Naturally Thagyarmin did not want such satyrs in his abode. One day, while the Asuras were drunk deep in the celestial liquor, Thagyarmin and his friends drove them out of their territory. The Asuuas did not realize their fallen state until the season of coral flowers. Up in the celestial abode, there was a tree that blooned exotic red flowers of incomparable beauty and sweetness. Only when the fallen ones saw the common flowers without any scent on the bushes, did they realize their loss.
The Asuras immediately rallied their forces to wage war on Thagyarmin. The beating of the war drums sounded like thunder and the flashing of arms fitted through the skies like lighting. All the heavenly regions were disturbed and clouds meltes in rain-drops.
It was a twist of fate that Sujata, after living a good and virtuous life, was reborn as the daughter of the king of Asuras. She was famed for her beauty and goodness and many celestial princess desired her. So a day was fixed for the choosing of her bridegroom. On that day Thagyarmin joined the goodly company of celestial princess and won her love. He carried her off much to the indignation of the Asura king. Thagyarmin made Sujata his Chiaf Queen and celebrated the happy event by taking the title Sujapati, the Lord and Husband of Sujata. It was his best loved and proudest title. Even as children listen enthralled to the story of Thagyarmin and Asuras, young people dream of the kind of love that lasted not just one life but many many lives.
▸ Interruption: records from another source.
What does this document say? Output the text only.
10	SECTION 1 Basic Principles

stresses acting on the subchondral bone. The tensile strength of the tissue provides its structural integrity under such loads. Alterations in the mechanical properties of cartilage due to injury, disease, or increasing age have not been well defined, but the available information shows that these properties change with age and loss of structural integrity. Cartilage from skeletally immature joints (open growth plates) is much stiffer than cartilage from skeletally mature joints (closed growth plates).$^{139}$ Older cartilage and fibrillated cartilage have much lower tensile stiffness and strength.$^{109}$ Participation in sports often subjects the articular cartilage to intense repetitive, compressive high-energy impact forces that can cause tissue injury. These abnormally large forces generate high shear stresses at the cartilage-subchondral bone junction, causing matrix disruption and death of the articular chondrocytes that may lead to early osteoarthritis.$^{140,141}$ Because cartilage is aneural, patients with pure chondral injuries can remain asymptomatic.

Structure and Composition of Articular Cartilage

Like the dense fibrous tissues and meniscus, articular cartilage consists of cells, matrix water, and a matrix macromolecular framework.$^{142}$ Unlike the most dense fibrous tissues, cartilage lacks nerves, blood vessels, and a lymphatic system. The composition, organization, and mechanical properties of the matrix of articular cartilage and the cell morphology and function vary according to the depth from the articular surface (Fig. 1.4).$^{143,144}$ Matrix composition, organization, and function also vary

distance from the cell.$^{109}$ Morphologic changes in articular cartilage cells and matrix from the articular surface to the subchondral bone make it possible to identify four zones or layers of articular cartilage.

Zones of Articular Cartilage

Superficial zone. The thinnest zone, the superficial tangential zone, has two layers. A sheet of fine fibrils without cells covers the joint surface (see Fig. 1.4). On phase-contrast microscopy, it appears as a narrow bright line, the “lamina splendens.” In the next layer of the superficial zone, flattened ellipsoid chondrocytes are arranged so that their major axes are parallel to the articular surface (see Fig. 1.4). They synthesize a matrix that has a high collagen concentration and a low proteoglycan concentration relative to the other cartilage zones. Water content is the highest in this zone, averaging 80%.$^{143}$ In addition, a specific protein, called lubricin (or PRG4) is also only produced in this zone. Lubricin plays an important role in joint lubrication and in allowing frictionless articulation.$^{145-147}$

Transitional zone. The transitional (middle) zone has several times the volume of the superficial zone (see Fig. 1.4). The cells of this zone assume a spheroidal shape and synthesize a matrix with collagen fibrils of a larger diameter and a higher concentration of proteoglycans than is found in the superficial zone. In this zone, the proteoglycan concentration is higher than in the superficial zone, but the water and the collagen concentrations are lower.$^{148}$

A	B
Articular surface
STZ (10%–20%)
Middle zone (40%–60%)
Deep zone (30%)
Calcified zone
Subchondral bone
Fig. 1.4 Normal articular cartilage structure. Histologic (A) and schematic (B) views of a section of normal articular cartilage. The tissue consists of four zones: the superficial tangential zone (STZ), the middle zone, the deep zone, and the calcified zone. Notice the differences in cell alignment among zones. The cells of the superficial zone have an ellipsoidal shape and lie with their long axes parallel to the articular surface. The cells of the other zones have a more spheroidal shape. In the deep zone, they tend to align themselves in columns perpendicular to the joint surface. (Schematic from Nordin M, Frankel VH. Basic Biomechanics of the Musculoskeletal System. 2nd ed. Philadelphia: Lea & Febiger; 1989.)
It is in this month of Nayon that scriptural examinations for monks and nuns are held. The lay people, mindful of the service of the monks and their life-long dedication to the study of the Buddha’s teachings, do their best to supply the comforts and amenities of the candidates. It is necessary to offer daily alms food to those who come from other towns to the examination centers. Contributions to the cause are donated by the community and organizations.
Organizations take charge of offering daily alms food to a large number of monks. Each household takes in one or more monks, according to their means. Everyone is anxious to do the meritorious deed of giving support to the monks. The Order of the Sangha, custodians of the Buddha’s Dhamma.
Apart from written examinations, there are those where the candidates have to recite all the scriptures by rote. It is a tremendous undertaking to commit to memory all the Buddha’s discourse, known as the Three Baskets of Learning.
There are but few who could pass the recitation tests and those who do are showered with honours and gifts. It is in deep gratitude to the Theras(monks) of olden times, who enshrined the Word of the Buddha in their hearts, that the tradition of recitation by rote is still kept up to this day.
It was only after 400 years after the demise of the Buddha that the discourses were written down on palm leaves. There were hard times when there was famine and monks had barely anything to eat. They buried themselves up to the waist in sand dunes to ease the rumblings of their empty stomachs and went on with their daily recitations of the discourses.
In this way, the monks kept the Word of the Buddha alive even without sophisticated tools like tape recorders and microfilms. Today scriptural examinations are an important feature in Buddgist life. This month is a busy time for Buddhist households. There is a lot to do for the monk candidates who carry aloft the torch of Buddhist learning by dedicated study and devotion.